Lobbyists, Clients Undeterred by Scandal

Alumni of Abramoff's 'Team' Still Collecting Fees, Trying to Influence Government

WP

Sunday, June 26, 2005;


Lobbyist Kevin A. Ring sat silently as Senate Indian Affairs Committee Chairman John McCain (R-Ariz.) displayed e-mails and canceled checks to support allegations that Ring and lobbyist Jack Abramoff inflated fees and concocted invoices to defraud their client, the Mississippi Band of Choctaw Indians.

Testifying before the committee Wednesday morning, Ring asserted his Fifth Amendment right against self-incrimination, but he also offered an apology. "I'm sorry the clients for whom I worked have had to endure the enormous emotional and financial burden," he said.

The terse statement omitted an intriguing fact: Ring is still working for the Choctaws as their paid Washington lobbyist. Indeed, he was actively lobbying members of Congress to pass a Choctaw-backed amendment that came up for a vote in the House on Friday afternoon.

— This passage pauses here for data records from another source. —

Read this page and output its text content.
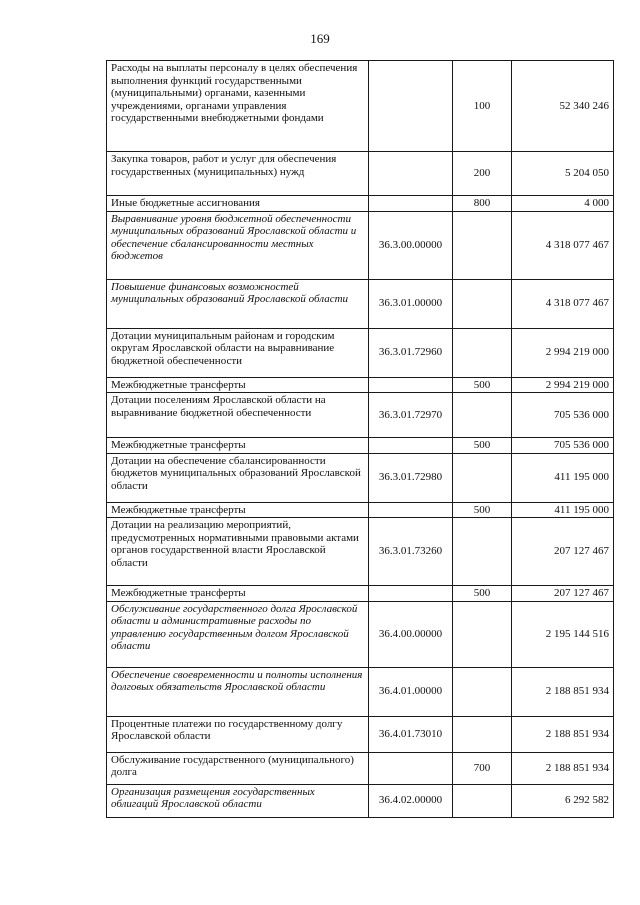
169
Расходы на выплаты персоналу в целях обеспечения выполнения функций государственными (муниципальными) органами, казенными учреждениями, органами управления государственными внебюджетными фондами		100	52 340 246
Закупка товаров, работ и услуг для обеспечения государственных (муниципальных) нужд		200	5 204 050
Иные бюджетные ассигнования		800	4 000
Выравнивание уровня бюджетной обеспеченности муниципальных образований Ярославской области и обеспечение сбалансированности местных бюджетов	36.3.00.00000		4 318 077 467
Повышение финансовых возможностей муниципальных образований Ярославской области	36.3.01.00000		4 318 077 467
Дотации муниципальным районам и городским округам Ярославской области на выравнивание бюджетной обеспеченности	36.3.01.72960		2 994 219 000
Межбюджетные трансферты		500	2 994 219 000
Дотации поселениям Ярославской области на выравнивание бюджетной обеспеченности	36.3.01.72970		705 536 000
Межбюджетные трансферты		500	705 536 000
Дотации на обеспечение сбалансированности бюджетов муниципальных образований Ярославской области	36.3.01.72980		411 195 000
Межбюджетные трансферты		500	411 195 000
Дотации на реализацию мероприятий, предусмотренных нормативными правовыми актами органов государственной власти Ярославской области	36.3.01.73260		207 127 467
Межбюджетные трансферты		500	207 127 467
Обслуживание государственного долга Ярославской области и административные расходы по управлению государственным долгом Ярославской области	36.4.00.00000		2 195 144 516
Обеспечение своевременности и полноты исполнения долговых обязательств Ярославской области	36.4.01.00000		2 188 851 934
Процентные платежи по государственному долгу Ярославской области	36.4.01.73010		2 188 851 934
Обслуживание государственного (муниципального) долга		700	2 188 851 934
Организация размещения государственных облигаций Ярославской области	36.4.02.00000		6 292 582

Ring is one of more than a dozen lobbyists who were members of "Team Abramoff," the tight-knit group who worked under Abramoff when he was at the lobbying helm of the Washington office of Greenberg Traurig LLP and, before that, Preston Gates Ellis & Rouvelas Meeds LLP.

Members of that influence dream-team continue to collect hundreds of thousands of dollars as registered lobbyists, often lobbying for former Abramoff clients -- unimpeded by the taint of scandal and revelations of suspicious deal-making in the brash and sometimes salty e-mails exchanged with Abramoff....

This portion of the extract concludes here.